Local Government Bears the Burden of Proving that an Assessment is Not a Tax
Assembly Bill 483, signed as urgency legislation by the Governor on October 4 and effective immediately, clarifies provisions of California Constitution article XIII C governing the imposition of taxes by local governments. The new law provides that assessments imposed on businesses in business improvement and tourism marketing districts are not taxes merely because the services or benefits funded might generate indirect, secondary benefits to others who do not pay the assessments. Importantly, local governments bear the burden of proving that an assessment meets the criteria to not be considered a tax.
Business improvement and tourism marketing districts are often formed by local governments to pay for projects and services that promote and retain businesses in their communities. The assessments are imposed on the businesses within the business improvement or tourism marketing district that receive or benefit from the funded projects and services. These assessments are not subject to the notice and ballot protest procedures of California Constitution article XIII D, section 4 (commonly referred to as Proposition 218) because they are imposed on businesses and not on properties.

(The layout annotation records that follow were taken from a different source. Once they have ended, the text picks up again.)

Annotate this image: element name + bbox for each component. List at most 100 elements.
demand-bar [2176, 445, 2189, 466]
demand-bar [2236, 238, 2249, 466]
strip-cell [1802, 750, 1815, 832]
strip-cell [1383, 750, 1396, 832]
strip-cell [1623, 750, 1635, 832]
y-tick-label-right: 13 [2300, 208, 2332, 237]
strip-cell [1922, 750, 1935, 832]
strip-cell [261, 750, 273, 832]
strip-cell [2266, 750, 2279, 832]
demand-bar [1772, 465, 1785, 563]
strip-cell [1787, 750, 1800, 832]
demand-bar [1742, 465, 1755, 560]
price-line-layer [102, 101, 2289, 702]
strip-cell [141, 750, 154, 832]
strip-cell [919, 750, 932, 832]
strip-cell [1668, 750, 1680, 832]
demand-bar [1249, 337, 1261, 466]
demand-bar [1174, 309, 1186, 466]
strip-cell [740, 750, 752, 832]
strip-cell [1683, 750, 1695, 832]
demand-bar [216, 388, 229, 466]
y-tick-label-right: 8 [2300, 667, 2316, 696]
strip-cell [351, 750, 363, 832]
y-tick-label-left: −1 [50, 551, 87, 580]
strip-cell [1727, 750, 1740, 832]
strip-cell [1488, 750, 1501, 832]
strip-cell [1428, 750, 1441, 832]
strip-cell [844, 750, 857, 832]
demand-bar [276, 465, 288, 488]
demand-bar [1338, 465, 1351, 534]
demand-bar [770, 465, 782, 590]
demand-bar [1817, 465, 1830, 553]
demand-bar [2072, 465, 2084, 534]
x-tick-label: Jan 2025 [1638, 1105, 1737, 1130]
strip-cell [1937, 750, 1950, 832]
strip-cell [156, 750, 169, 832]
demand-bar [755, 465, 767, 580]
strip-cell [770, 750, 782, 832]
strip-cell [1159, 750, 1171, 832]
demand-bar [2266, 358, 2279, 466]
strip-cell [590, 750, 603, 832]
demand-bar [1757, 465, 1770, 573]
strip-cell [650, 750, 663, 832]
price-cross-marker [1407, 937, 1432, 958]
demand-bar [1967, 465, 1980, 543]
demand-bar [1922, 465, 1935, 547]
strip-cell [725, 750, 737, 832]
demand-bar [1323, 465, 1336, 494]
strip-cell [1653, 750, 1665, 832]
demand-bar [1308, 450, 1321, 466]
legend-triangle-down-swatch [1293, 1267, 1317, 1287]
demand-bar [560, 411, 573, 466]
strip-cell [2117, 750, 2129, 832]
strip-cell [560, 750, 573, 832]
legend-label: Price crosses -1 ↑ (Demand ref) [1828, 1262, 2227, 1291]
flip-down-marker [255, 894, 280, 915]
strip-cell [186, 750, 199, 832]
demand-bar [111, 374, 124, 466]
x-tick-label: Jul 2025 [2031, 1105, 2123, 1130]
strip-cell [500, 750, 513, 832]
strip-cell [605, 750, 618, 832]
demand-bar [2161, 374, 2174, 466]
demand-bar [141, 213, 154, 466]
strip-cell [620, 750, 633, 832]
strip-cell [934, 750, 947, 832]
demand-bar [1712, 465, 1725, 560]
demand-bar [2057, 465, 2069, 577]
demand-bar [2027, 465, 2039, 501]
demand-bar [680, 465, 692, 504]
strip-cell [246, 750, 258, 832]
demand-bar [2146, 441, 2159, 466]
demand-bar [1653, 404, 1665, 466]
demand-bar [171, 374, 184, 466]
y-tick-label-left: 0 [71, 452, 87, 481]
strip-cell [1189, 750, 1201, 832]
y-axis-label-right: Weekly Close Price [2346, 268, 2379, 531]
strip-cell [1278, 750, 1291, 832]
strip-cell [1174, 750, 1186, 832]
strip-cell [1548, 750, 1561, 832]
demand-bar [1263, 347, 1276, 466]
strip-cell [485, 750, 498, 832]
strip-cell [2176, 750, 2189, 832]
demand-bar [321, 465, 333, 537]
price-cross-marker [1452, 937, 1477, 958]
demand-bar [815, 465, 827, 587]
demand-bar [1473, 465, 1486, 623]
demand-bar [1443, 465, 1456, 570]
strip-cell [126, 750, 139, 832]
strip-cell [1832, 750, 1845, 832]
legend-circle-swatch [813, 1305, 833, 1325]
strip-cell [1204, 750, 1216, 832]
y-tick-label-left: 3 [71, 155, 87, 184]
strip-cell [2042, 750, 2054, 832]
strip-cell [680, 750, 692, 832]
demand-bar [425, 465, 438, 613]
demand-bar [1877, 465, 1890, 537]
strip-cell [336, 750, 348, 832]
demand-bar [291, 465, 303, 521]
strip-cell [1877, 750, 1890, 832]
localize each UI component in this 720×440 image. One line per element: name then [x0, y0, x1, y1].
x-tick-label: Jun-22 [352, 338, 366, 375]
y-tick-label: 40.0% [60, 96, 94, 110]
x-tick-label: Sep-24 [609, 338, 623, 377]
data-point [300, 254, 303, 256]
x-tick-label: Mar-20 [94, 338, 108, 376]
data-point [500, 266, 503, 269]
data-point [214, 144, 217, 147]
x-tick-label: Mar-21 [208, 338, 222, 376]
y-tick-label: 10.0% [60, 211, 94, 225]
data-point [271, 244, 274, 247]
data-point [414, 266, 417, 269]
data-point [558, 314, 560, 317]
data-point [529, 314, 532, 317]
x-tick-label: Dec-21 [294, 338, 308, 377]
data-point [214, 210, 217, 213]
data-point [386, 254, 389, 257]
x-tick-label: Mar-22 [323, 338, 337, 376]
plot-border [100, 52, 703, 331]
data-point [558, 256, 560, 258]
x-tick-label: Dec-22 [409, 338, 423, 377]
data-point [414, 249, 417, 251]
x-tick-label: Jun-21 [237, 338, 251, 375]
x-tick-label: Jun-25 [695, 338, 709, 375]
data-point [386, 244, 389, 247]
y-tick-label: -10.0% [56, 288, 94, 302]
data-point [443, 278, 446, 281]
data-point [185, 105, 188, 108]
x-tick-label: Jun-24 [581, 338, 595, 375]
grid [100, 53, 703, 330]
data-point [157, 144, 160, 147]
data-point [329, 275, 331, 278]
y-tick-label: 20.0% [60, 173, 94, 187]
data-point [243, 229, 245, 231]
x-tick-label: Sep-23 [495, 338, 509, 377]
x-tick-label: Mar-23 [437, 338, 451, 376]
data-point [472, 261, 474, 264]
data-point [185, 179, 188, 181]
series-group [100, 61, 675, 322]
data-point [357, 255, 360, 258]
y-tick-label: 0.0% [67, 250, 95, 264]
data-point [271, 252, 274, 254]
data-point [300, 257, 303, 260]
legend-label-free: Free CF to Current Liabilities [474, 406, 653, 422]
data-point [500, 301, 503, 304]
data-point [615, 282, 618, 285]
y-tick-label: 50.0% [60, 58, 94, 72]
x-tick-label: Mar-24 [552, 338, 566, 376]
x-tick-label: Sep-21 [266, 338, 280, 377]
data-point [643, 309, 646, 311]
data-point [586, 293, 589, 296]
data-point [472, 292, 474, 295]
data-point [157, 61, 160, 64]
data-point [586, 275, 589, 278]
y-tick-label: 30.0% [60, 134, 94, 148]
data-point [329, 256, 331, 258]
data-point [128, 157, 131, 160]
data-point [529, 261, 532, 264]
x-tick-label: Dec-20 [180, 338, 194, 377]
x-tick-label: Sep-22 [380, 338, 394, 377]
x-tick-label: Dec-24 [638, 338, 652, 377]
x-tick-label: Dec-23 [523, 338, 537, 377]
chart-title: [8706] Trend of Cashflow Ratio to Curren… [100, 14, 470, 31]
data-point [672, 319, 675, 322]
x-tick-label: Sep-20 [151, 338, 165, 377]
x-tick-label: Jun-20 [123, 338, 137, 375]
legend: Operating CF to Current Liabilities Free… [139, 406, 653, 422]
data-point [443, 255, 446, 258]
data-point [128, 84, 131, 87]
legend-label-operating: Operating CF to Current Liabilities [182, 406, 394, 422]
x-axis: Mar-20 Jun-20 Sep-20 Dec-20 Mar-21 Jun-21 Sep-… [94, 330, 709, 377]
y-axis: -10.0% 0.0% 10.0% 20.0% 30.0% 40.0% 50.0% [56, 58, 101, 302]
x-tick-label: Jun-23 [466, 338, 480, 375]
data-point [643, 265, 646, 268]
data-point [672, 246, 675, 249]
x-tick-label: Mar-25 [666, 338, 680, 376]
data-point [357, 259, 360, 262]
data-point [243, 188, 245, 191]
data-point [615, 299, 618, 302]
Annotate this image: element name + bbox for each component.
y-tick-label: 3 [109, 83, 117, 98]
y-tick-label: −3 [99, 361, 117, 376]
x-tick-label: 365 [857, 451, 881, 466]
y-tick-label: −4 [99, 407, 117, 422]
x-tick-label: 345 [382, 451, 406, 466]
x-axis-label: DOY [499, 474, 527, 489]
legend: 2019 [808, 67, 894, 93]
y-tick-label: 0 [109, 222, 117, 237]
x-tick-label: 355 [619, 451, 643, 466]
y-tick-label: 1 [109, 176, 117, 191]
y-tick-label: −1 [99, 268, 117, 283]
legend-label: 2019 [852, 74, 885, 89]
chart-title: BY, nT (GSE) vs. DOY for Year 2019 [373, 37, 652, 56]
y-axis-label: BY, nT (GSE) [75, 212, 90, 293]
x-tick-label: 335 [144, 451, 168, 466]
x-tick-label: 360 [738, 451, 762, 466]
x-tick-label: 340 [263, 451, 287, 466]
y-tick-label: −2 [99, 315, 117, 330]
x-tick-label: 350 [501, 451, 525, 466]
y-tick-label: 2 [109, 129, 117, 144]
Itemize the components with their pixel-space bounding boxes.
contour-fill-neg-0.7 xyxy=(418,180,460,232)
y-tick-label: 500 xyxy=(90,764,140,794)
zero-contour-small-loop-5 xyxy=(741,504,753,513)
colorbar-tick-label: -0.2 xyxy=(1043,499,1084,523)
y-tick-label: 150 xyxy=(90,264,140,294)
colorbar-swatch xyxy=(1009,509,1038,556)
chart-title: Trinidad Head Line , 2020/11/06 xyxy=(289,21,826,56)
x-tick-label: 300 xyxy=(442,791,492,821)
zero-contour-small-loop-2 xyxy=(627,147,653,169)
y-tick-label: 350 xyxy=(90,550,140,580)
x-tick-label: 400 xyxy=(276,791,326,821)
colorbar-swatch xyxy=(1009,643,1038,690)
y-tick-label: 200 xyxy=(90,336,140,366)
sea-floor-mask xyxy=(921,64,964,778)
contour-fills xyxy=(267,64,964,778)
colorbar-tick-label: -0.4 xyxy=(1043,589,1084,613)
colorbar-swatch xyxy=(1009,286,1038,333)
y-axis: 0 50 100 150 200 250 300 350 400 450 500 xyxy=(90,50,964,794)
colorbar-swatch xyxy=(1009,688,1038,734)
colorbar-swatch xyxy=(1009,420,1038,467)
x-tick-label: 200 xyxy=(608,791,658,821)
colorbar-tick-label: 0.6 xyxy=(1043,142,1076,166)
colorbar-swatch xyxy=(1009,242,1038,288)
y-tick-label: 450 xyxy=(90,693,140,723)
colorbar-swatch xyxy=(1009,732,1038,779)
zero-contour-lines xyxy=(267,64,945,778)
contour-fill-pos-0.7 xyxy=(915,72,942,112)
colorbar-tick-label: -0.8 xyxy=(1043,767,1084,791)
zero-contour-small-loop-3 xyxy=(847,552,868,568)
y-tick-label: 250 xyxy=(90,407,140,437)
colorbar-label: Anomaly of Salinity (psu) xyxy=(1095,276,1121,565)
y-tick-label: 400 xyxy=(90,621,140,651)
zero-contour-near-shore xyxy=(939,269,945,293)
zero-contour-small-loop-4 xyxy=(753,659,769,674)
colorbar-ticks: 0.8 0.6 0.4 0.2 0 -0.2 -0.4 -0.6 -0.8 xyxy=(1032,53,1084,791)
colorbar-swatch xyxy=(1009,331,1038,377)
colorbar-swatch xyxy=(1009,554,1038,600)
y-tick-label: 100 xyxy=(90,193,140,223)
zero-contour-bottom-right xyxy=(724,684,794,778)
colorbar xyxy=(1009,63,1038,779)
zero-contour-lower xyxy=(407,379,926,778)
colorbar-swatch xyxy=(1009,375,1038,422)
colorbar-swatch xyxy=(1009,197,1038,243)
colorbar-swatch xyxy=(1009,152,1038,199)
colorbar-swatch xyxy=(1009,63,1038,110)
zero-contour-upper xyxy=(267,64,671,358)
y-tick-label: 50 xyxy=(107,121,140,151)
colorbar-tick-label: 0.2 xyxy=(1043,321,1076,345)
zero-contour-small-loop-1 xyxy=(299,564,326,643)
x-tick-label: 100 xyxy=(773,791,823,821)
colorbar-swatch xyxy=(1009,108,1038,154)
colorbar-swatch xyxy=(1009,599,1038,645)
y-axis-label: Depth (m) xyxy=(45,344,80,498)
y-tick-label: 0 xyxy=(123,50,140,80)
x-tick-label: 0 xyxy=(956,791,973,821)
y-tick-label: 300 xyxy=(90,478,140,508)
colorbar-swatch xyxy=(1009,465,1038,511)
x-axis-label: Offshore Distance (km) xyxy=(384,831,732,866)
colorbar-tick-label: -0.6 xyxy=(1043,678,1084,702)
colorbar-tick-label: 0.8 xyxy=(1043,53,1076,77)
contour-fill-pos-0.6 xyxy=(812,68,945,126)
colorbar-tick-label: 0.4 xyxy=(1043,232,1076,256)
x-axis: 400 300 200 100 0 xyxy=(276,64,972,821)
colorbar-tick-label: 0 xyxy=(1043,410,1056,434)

In 2010, California voters approved Proposition 26, a ballot initiative that amended provisions of Article XIII C of the California Constitution that govern the imposition of taxes by local governments by providing a new definition of the term “tax.” For local governments, “tax” means any levy, charge or exaction of any kind imposed by a local government, except for seven specifically identified exceptions. Two of the exceptions are: (1) a charge imposed for a specific benefit conferred that is not provided to those not charged, and which does not exceed the reasonable costs to the local government of conferring the benefit or granting the privilege; and (2) a charge imposed for a specific government service provided directly to the payor that is not provided to those not charged, and which does not exceed the reasonable costs to the local government of providing the service or product. The adoption of Proposition 26 created some uncertainty as to whether the assessments imposed on businesses are taxes if persons or property who were not assessed receive incidental or secondary benefits from the business improvement and tourism marketing district program and service activities.
AB 483 addresses this uncertainty by providing a definition of the terms “specific benefit” and “specific government service.” According to AB 483, a “specific benefit” is not excluded from the exception of the definition of a tax “merely because an indirect benefit to a nonpayor occurs incidentally and without cost to the payor as a consequence of providing the specific benefit to the payor.” As defined, “specific government service” similarly is not excluded from the exception of the definition of a tax. Moreover, AB 483 clarifies that a “specific government service” may include, but is not limited to, “maintenance, landscaping, marketing, events, and promotions.”
Finally, the legislation clarifies the burden of proof provisions of Article XIII C, section 1(e) for fees and charges imposed by local governments for specific benefits conferred and specific government services provided. As amended, Government Code section 53758(c) provides that a “local government bears the burden of proving by a preponderance of the evidence that a levy, charge, or other exaction imposed for a specific benefit or specific government service is not a tax, that the amount is no more than necessary to cover the reasonable costs to the local government in providing the specific benefit or specific government service, and that the manner in which those costs are allocated to a payor bear a fair or reasonable relationship to the specific benefits or specific government services received by the payor.”
AB 483 amends the Proposition 218 Omnibus implementation Act by adding section 53758 to the California Government Code.